Finite-size corrections to Fermi's Golden rule II: Quasi-stationary composite states

TL;DR

This paper derives finite-size corrections to Fermi's Golden Rule for many-body quantum states, revealing new transition components and macroscopic quantum effects, especially in dilute QED systems, with potential experimental verification.

Contribution

It introduces a rigorous approach using normalized functions for the S-matrix, uncovering correction terms and macroscopic phenomena overlooked by traditional Fermi's Golden Rule.

Findings

Visible energy smaller than initial energy due to corrections.

Significant corrections in dilute quantum electrodynamics systems.

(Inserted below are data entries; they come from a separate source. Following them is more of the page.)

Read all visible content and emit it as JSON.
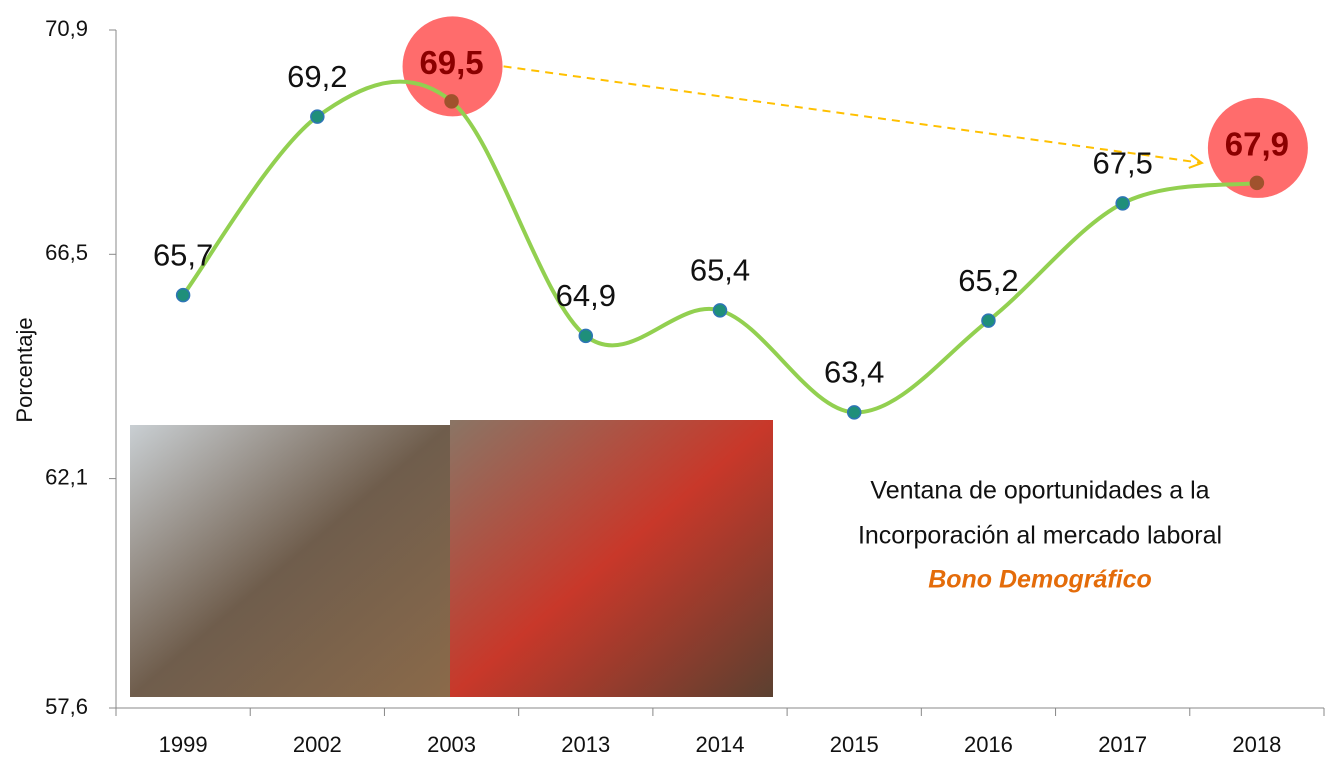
{
  "chart_data": {
    "type": "line",
    "y_label": "Porcentaje",
    "categories": [
      "1999",
      "2002",
      "2003",
      "2013",
      "2014",
      "2015",
      "2016",
      "2017",
      "2018"
    ],
    "values": [
      65.7,
      69.2,
      69.5,
      64.9,
      65.4,
      63.4,
      65.2,
      67.5,
      67.9
    ],
    "value_labels": [
      "65,7",
      "69,2",
      "69,5",
      "64,9",
      "65,4",
      "63,4",
      "65,2",
      "67,5",
      "67,9"
    ],
    "color": "#92d050",
    "marker_color": "#1f8f7a",
    "highlighted_categories": [
      "2003",
      "2018"
    ],
    "highlight_color": "#ff5c5c",
    "arrow": {
      "from": "2003",
      "to": "2018",
      "color": "#ffc000"
    },
    "ylim": [
      57.6,
      70.9
    ],
    "yticks": [
      {
        "value": 57.6,
        "label": "57,6"
      },
      {
        "value": 62.1,
        "label": "62,1"
      },
      {
        "value": 66.5,
        "label": "66,5"
      },
      {
        "value": 70.9,
        "label": "70,9"
      }
    ],
    "annotations": [
      "Ventana de oportunidades a la",
      "Incorporación al mercado laboral",
      "Bono Demográfico"
    ],
    "annotation_highlight_color": "#e46c0a"
  }
}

Potential for laboratory verification of these quantum states.

Abstract

Many-body states described by a Schr\"{o}dinger equation include states of overlapping waves of non-vanishing interaction energies. These peculiar states formed in many-body transitions remain in asymptotic regions, and lead a new component to the transition probability. The probability is computed rigorously following the von Neumann's fundamental principle of quantum mechanics with an S-matrix that is defined with normalized functions, instead of plane waves. That includes the intriguing correction term to the Fermi's golden rule, in which a visible energy is smaller than the initial energy, and reveals macroscopic quantum phenomena for light particles. Processes in Quantum Electrodynamics are analyzed and the sizable corrections are found in the dilute systems. The results suggest that these states play important roles in natural phenomena, and the verification in laboratory would be possible with recent advanced technology.